The British Columbia Court of Appeal recently confirmed that a partnership is not a separate legal entity from its partners. Consequently, partners cannot be considered employees of the partnership to which they belong.
In McCormick v. Fasken Martineau DuMoulin a partner brought a complaint against his law firm, challenging the mandatory retirement clause in the partnership agreement. He alleged that forcing him to retire at age 65 was discrimination in employment on the basis of age, contrary to s. 13 of the Human Rights Code. The firm applied to dismiss the complaint on the basis that partners are not employees and, therefore, are not covered by s. 13.
The BC Human Rights Tribunal considered the partnership agreement and the firm’s operations and found that the partner’s role in the firm fell within the definition of employment under the Code.
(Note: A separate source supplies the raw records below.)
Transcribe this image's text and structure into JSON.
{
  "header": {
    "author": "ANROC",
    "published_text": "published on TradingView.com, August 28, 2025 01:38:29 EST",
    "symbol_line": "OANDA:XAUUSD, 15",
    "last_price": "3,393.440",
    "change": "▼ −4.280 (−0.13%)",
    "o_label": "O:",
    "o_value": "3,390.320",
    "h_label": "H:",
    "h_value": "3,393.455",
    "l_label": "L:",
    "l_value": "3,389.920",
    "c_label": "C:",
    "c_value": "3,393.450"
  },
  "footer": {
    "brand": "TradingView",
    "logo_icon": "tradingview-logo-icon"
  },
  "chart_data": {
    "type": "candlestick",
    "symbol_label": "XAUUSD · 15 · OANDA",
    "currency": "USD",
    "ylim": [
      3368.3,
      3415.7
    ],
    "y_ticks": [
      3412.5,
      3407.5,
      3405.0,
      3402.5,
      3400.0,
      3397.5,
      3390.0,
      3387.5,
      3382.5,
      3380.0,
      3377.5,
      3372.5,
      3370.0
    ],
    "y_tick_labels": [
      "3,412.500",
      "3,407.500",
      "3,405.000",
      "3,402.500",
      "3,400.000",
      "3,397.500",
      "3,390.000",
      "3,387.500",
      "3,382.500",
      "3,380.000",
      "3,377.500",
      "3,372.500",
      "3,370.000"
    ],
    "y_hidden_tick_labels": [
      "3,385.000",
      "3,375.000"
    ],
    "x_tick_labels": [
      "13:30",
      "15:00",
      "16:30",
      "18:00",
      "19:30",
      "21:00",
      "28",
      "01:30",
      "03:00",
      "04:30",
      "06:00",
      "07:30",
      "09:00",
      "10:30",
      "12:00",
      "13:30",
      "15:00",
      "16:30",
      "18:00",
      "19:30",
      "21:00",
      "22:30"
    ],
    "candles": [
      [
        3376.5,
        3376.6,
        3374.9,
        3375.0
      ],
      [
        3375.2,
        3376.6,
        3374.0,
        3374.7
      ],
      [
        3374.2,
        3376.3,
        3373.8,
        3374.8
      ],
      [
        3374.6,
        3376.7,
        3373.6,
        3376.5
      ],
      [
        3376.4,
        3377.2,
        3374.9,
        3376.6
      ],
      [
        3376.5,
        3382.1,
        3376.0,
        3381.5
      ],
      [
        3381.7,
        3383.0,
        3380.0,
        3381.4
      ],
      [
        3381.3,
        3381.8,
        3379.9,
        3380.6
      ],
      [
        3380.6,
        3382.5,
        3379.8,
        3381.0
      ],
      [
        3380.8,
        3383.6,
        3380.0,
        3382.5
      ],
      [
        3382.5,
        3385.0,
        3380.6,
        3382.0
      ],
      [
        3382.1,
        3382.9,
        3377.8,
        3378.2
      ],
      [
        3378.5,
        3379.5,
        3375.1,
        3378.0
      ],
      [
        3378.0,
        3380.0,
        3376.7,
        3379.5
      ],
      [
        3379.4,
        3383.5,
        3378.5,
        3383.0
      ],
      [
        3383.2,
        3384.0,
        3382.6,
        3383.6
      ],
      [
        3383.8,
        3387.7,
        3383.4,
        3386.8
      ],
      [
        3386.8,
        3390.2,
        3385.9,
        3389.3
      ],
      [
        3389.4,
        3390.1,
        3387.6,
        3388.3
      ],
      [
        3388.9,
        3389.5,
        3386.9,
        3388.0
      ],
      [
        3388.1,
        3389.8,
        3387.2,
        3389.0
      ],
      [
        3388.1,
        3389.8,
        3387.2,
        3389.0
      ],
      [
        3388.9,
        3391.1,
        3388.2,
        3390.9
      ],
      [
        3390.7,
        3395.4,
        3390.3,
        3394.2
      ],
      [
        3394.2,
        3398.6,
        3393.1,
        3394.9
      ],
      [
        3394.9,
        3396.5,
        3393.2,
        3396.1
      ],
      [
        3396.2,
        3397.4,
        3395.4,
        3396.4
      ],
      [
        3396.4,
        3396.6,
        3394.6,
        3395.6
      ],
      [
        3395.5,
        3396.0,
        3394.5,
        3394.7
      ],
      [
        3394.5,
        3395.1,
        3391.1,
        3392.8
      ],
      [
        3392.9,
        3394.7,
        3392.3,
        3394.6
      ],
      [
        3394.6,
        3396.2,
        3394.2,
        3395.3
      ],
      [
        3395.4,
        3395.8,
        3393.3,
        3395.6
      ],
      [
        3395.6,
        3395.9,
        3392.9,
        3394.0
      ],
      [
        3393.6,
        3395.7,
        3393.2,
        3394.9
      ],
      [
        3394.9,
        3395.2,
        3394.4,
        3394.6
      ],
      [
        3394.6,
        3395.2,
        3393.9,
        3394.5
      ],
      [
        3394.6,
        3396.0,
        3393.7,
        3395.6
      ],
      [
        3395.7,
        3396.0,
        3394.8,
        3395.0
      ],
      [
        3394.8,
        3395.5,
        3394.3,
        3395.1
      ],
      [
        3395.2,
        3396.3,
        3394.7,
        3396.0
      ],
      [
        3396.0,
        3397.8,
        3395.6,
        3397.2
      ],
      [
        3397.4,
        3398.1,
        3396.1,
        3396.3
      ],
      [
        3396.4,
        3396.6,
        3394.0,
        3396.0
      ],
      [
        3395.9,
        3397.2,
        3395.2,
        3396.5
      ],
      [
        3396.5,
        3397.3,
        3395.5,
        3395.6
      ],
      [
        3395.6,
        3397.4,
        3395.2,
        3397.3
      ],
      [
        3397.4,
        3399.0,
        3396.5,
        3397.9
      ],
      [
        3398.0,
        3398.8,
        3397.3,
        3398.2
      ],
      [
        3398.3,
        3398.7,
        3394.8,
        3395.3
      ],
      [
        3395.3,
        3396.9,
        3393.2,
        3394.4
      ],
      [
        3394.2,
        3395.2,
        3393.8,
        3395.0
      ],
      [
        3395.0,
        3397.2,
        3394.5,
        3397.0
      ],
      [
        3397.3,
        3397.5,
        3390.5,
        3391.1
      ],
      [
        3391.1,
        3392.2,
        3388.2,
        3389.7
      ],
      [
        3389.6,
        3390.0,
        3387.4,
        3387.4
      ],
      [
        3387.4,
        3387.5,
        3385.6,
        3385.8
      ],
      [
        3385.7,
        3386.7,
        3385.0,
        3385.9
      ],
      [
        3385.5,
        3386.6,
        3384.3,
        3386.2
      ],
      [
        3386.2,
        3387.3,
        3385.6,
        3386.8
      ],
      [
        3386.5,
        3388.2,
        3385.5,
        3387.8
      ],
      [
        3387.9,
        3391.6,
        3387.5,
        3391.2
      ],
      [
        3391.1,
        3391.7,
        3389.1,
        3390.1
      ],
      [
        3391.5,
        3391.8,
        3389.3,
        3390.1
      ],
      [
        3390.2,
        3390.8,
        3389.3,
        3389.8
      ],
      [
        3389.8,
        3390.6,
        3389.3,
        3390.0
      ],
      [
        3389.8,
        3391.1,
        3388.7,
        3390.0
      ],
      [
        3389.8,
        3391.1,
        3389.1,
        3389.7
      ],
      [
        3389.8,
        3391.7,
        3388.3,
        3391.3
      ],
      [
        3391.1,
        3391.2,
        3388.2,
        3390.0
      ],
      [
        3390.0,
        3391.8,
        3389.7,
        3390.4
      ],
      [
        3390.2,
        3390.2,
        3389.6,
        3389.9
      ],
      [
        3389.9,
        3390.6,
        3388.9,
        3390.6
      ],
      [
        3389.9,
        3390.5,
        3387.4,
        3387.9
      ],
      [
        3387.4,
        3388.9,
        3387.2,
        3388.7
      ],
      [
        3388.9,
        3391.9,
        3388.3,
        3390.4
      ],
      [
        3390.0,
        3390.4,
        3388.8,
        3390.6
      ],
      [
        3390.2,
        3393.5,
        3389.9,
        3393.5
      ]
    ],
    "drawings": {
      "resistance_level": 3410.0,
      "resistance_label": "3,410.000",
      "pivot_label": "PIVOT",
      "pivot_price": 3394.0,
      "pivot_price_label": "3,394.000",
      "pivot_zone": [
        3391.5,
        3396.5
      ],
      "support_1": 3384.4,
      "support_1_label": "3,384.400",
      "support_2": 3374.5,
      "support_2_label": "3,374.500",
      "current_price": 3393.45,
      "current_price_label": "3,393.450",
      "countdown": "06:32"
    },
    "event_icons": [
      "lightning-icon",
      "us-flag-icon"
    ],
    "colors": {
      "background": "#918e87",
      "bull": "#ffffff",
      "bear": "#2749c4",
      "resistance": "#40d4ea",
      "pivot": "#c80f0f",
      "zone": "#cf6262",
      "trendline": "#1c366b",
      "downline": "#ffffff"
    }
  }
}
That decision was upheld by the Supreme Court of British Columbia on judicial review.
On appeal, the BC Court of Appeal held that for the Tribunal to have jurisdiction over a discrimination in employment complaint, there has to be a relationship between two entities: an employer and an employee. The Court determined that “a partnership is not a separate entity from its partners, and a partner cannot be an employee of, or employed by, a partnership of which he is a member.” As a result, provisions of the Code which contemplate an employment relationship are not available to partners in a partnership.